De verdediging heeft zich primair op het standpunt gesteld dat alle vorderingen moeten worden afgewezen vanwege de door hem bepleite vrijspraak. Subsidiair acht de verdediging de vorderingen te belastend voor het strafproces en onvoldoende onderbouwd. Voor de vorderingen tot vergoeding van immateriële schadevergoeding zou een klein voorschot op zijn plaats kunnen zijn, maar voor het overige zouden de benadeelde partijen hun vordering bij de civiele rechter aanhangig moeten maken.

6.3
Het oordeel van de rechtbank

Vordering [vader slachtoffer]

Affectieschade

Op grond van artikel 6:108 lid 3 van het Burgerlijk Wetboek (BW) is, indien iemand ten gevolge van een gebeurtenis waarvoor een ander jegens hem aansprakelijk is overlijdt, die ander verplicht tot vergoeding van een bedrag voor nadeel dat niet in vermogensschade bestaat aan de in het vierde lid van dat artikel genoemde naasten. Onder deze naasten vallen onder meer degenen die ten tijde van het overlijden ouder van de overledene zijn (lid 4 sub c) en andere personen die ten tijde van de gebeurtenis (het overlijden) in een zodanige nauwe persoonlijke relatie tot de overledene staan, dat uit de eisen van redelijkheid en billijkheid voortvloeit dat zij voor de toepassing van lid 3 als naasten worden beschouwd (lid 4 sub g).

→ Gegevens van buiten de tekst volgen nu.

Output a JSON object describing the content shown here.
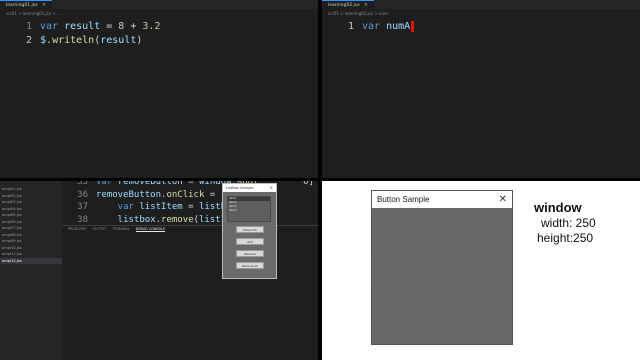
{
  "top_left": {
    "tab_title": "learning01.jsx",
    "breadcrumb": "src01 > learning01.jsx > ...",
    "lines": [
      {
        "num": "1",
        "tokens": [
          {
            "t": "var ",
            "c": "kw"
          },
          {
            "t": "result",
            "c": "id"
          },
          {
            "t": " = ",
            "c": "op"
          },
          {
            "t": "8",
            "c": "num"
          },
          {
            "t": " + ",
            "c": "op"
          },
          {
            "t": "3.2",
            "c": "num"
          }
        ]
      },
      {
        "num": "2",
        "tokens": [
          {
            "t": "$",
            "c": "id"
          },
          {
            "t": ".",
            "c": "op"
          },
          {
            "t": "writeln",
            "c": "fn"
          },
          {
            "t": "(",
            "c": "op"
          },
          {
            "t": "result",
            "c": "id"
          },
          {
            "t": ")",
            "c": "op"
          }
        ]
      }
    ]
  },
  "top_right": {
    "tab_title": "learning02.jsx",
    "breadcrumb": "src01 > learning02.jsx > num",
    "lines": [
      {
        "num": "1",
        "tokens": [
          {
            "t": "var ",
            "c": "kw"
          },
          {
            "t": "numA",
            "c": "id"
          }
        ]
      }
    ]
  },
  "bottom_left": {
    "files": [
      "ampl01.jsx",
      "ampl02.jsx",
      "ampl03.jsx",
      "ampl04.jsx",
      "ampl05.jsx",
      "ampl06.jsx",
      "ampl07.jsx",
      "ampl08.jsx",
      "ampl09.jsx",
      "ampl10.jsx",
      "ampl11.jsx",
      "ampl12.jsx"
    ],
    "selected_file_index": 11,
    "lines": [
      {
        "num": "35",
        "tokens": [
          {
            "t": "var ",
            "c": "kw"
          },
          {
            "t": "removeButton",
            "c": "id"
          },
          {
            "t": " = ",
            "c": "op"
          },
          {
            "t": "window",
            "c": "id"
          },
          {
            "t": ".",
            "c": "op"
          },
          {
            "t": "add",
            "c": "fn"
          },
          {
            "t": "(",
            "c": "op"
          }
        ]
      },
      {
        "num": "36",
        "tokens": [
          {
            "t": "removeButton",
            "c": "id"
          },
          {
            "t": ".",
            "c": "op"
          },
          {
            "t": "onClick",
            "c": "fn"
          },
          {
            "t": " = ",
            "c": "op"
          },
          {
            "t": "fun",
            "c": "kw"
          }
        ]
      },
      {
        "num": "37",
        "tokens": [
          {
            "t": "    var ",
            "c": "kw"
          },
          {
            "t": "listItem",
            "c": "id"
          },
          {
            "t": " = ",
            "c": "op"
          },
          {
            "t": "listbo",
            "c": "id"
          }
        ]
      },
      {
        "num": "38",
        "tokens": [
          {
            "t": "    listbox",
            "c": "id"
          },
          {
            "t": ".",
            "c": "op"
          },
          {
            "t": "remove",
            "c": "fn"
          },
          {
            "t": "(",
            "c": "op"
          },
          {
            "t": "listIte",
            "c": "id"
          }
        ]
      }
    ],
    "right_overflow": "0]",
    "panel_tabs": [
      "PROBLEMS",
      "OUTPUT",
      "TERMINAL",
      "DEBUG CONSOLE"
    ],
    "active_panel_tab": 3,
    "mini_window": {
      "title": "ListBox Sample",
      "list_items": [
        "item1",
        "item2",
        "item3",
        "item4"
      ],
      "buttons": [
        "Show Info",
        "Add",
        "Remove",
        "Remove All"
      ]
    }
  },
  "bottom_right": {
    "window_title": "Button Sample",
    "close_glyph": "✕",
    "note": {
      "title": "window",
      "width_line": "width: 250",
      "height_line": "height:250"
    }
  }
}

Het bedrag dat voor toekenning voor vergoeding van deze affectieschade in aanmerking komt wordt bij algemene maatregel van bestuur, in dit geval het Besluit Vergoeding Affectieschade, vastgesteld. Volgens artikel 1 lid 1 van dit Besluit geldt, in het geval van overlijden door een misdrijf, een vergoeding van € 17.500,- voor beide hiervoor genoemde categorieën van naasten.

Het voorgaande betekent dat [vader slachtoffer] , de vader van het slachtoffer, recht heeft op vergoeding van affectieschade van € 17.500.-, zoals hij heeft gevorderd. De rechtbank zal dit bedrag dan ook toewijzen.

Kosten uitvaart

Op grond van artikel 6:108 lid 2 BW is de aansprakelijke, in dit geval de verdachte, ook verplicht tot vergoeding van de kosten van lijkbezorging, voor zover deze kosten in overeenstemming zijn met de omstandigheden van de overledene. [vader slachtoffer] heeft gesteld en met bonnen onderbouwd dat zijn schade in dit verband € 10.146,28 (uitvaart en grafmonument) bedraagt. Dit zijn geen ongebruikelijk hoge kosten voor lijkbezorging. De vordering is hiermee voldoende onderbouwd en zal daarom worden toegewezen.

Conclusie:

De rechtbank zal de vordering van [vader slachtoffer] in het geheel toewijzen, inclusief de wettelijke rente met ingang van 17 januari 2019.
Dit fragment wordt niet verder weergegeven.